Hi there!
We have a handful of relatively large (5-10TB) MySQL databases spread across multiple datacenters for redundancy. When we want to spin up a new replica node, we utilize xtrabackup
to dump data from the primary, and send to the new replica for its initial sync.
Currently we are utilizing the --stream
option to save time and avoid unnecessarily filling disk space on the primary node, but often run into concerns over how long it can take to stream several TB over the internet (when going between datacenters).
We’ve introduced compression to help with this, but currently we have to stream compressed data to the replica, then wait for that compressed data to be decompressed, before it can be prepared and synced. This is not a huge concern, but decompression can take a notable amount of time, which adds anxiety when running up against our transaction log retention limit.
So as the title asks, I’m curious if there is any way to decompress our stream in realtime on the replica, as it is received?
Right now our command for streaming to a new replica, as executed on the primary node, is as follows:
xtrabackup --backup --stream=xbstream --compress | ssh user@replica "cd ~/xtrabackup_backupfiles && xbstream -x"
However, as is, this results in a compressed dataset in ~/xtrabackup_backupfiles on the replica when the stream concludes, requiring additional time spent decompressing, during which time the replica falls further behind the primary node, adding even more time to catch up before it is finally in sync.
I have tried a few variations of commands on the replica I thought might work, e.g.

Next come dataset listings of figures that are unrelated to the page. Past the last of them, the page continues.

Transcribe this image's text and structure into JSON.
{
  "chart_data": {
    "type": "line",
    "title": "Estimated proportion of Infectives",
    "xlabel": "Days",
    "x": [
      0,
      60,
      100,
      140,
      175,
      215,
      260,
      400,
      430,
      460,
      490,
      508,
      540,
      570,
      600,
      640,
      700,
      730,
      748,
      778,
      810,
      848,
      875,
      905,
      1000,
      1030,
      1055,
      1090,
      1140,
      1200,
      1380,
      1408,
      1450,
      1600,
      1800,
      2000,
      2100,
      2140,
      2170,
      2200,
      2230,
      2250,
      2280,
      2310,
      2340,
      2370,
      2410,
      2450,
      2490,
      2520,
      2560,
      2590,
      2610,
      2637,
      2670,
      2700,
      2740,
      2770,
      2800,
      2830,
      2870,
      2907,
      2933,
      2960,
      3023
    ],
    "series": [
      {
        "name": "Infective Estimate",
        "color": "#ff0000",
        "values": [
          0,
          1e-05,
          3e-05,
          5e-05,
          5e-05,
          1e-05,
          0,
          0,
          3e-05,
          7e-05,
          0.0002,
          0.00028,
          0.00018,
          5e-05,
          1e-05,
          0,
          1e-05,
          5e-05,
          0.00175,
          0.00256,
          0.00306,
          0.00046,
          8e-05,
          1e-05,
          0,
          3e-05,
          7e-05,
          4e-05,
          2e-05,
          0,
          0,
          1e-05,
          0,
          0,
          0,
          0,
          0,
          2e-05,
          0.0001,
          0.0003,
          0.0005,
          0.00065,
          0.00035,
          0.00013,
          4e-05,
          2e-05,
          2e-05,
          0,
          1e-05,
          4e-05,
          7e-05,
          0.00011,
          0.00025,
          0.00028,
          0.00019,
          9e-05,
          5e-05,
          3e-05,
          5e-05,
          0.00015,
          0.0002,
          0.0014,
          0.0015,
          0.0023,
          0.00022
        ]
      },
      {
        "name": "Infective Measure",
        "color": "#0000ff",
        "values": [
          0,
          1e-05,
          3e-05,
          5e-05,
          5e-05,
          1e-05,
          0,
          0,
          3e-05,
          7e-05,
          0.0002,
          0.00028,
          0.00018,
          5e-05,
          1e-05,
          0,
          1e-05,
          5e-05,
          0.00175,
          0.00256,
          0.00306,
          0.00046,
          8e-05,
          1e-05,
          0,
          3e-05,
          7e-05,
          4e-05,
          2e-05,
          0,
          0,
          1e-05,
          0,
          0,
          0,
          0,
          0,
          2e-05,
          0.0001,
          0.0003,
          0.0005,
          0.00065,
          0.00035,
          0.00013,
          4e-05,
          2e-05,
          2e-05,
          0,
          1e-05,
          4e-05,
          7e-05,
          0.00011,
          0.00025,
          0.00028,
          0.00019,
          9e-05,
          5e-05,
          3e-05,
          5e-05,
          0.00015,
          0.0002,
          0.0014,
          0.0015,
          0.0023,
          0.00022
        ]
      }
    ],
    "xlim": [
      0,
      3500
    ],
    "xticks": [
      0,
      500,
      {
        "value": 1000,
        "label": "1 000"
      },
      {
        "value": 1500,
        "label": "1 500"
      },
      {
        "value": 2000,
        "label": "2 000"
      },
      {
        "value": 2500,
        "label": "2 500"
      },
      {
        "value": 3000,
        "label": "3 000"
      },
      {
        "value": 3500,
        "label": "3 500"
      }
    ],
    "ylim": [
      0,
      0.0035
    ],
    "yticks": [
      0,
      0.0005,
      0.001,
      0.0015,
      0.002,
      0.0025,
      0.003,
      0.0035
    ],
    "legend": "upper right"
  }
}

... cd ~/xtrabackup_backupfiles && mbuffer -m 1G | zstd -d | xbstream -x
… which fails because zstd
can’t directly parse the xbstream data (I assume because xbstream only compresses the data, and not the metadata). Or:
... cd ~/xtrabackup_backupfiles && xbstream -x -c - | mbuffer -m 1G | zstd -d
… which would theoretically parse the xbstream format first, potentially solving the previous issue, but -x
and -c
can’t be paired in xbstream
.
Is there some magical combination anyone is aware of that would allow realtime decompression so my replica is ready to prepare as soon as the stream concludes?